Tomczyk vertritt Deutschland im World Council

Der ADAC-Sportpräsident sitzt als einziger Deutscher im World Council - jenem Gremium, das im Dezember die Vorschläge, die die Formel-1-Kommission am 28. Oktober beschließen wird, genehmigen muss.

Im ersten Teil des Sport1-Interviews spricht er über die Drohung Ferraris, seine Einschätzung der Durchsetzbarkeit der vorgeschlagenen Regeländerungen und die Frage, wie man einige neue Regularien überhaupt überprüfen will.

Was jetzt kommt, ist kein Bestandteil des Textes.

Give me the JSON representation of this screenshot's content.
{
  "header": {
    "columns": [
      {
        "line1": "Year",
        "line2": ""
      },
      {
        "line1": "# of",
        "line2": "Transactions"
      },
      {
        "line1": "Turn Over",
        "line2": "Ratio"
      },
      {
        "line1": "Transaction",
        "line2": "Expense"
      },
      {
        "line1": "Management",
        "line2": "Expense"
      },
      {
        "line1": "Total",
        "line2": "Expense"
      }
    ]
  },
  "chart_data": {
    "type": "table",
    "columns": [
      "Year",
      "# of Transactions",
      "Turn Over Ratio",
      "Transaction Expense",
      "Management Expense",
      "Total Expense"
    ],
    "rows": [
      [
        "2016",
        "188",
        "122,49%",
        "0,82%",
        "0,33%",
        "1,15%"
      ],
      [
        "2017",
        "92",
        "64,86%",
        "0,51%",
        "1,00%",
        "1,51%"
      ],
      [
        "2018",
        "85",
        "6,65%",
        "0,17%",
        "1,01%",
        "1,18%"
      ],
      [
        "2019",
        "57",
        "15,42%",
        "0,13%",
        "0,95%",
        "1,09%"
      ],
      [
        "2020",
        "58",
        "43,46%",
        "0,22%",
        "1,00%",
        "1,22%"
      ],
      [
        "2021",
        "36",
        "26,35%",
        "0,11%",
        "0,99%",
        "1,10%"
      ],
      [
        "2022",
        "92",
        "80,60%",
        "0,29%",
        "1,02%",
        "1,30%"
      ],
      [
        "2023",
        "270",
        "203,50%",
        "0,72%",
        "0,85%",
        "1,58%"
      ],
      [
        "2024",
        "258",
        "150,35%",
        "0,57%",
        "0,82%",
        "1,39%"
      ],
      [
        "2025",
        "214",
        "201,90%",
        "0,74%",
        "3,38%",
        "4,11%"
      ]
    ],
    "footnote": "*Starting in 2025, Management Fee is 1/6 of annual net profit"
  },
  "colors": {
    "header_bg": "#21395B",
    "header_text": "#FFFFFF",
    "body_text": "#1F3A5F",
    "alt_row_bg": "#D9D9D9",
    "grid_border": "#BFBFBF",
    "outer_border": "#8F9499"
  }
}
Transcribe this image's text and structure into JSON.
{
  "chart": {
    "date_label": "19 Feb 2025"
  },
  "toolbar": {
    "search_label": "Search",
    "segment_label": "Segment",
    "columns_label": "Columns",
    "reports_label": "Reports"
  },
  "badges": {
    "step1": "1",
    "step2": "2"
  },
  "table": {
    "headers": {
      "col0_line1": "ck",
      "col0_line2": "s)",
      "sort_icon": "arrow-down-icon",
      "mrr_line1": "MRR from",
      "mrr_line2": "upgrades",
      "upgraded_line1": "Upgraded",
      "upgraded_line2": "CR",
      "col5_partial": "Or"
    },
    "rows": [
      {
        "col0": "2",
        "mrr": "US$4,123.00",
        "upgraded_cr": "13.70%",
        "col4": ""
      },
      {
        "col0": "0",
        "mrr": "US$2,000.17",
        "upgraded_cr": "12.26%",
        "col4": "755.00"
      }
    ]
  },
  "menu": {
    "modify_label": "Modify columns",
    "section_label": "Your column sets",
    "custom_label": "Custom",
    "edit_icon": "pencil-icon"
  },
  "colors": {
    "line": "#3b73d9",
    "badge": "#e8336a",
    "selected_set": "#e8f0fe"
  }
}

Im zweiten Teil des Sport1-InterviewsGlaube nicht an radikale Änderungen gibt er einen detaillierten Einblick in das Entscheidungs-Prozedere der Formel-1-Kommission und des World Councils.


Sport1: Bernie Ecclestone und Max Mosley haben mit ihren Vorschlägen eine kleine Revolution ins Rollen gebracht. Wie denken Sie persönlich über die Vorschläge der beiden?

Hermann Tomczyk: Es gibt eine gewisse Anzahl an Vorschlägen, die den Event Formel 1 wieder interessanter machen sollen. In meinen Augen sind gute Vorschläge dabei, aber auch schlechtere.

Sport1: Welche erachten Sie für sinnvoll?

Tomczyk: Zu den guten gehört meiner Meinung nach die Aufwertung des Freitag-Qualifyings. Das halte ich für einen positiven Ansatz, um den Freitag interessanter zu machen

Sport1: Bei welchen Vorschlägen haben Sie Bedenken?

Tomczyk: Im sportlichen Bereich gibt es Überlegungen, wie zum Beispiel den Fahrertausch, die meiner Meinung nach für die Formel 1 nicht die Lösung sind.

Sport1: Mit welchem Ergebnis rechnen Sie? Qualifying ja, Zusatzgewichte, Fahrertausch nein?

Tomczyk: Zusatzgewichte und Fahrertausch sind Handicapregeln, die man in bestimmten Wettbewerben schon eingesetzt hat. Das kann man machen, aber ob das für die Formel 1 der richtige Weg ist, sei dahingestellt. Das wird man diskutieren müssen.

Sport1: Wie groß wird der Einschnitt Ihrer Meinung nach sein?

Tomczyk: Ich persönlich glaube nicht, dass es zu radikalen Veränderungen kommen wird. Die Formel-1-Kommission erarbeitet ja auch erst die Vorschläge für den World Council, die wir dort im Dezember bearbeiten werden.

Sport1: Sie glauben nicht an große Veränderungen. Könnte diesbezüglich die Drohung Ferraris, aus der Formel 1 auszusteigen, eine Rolle spielen?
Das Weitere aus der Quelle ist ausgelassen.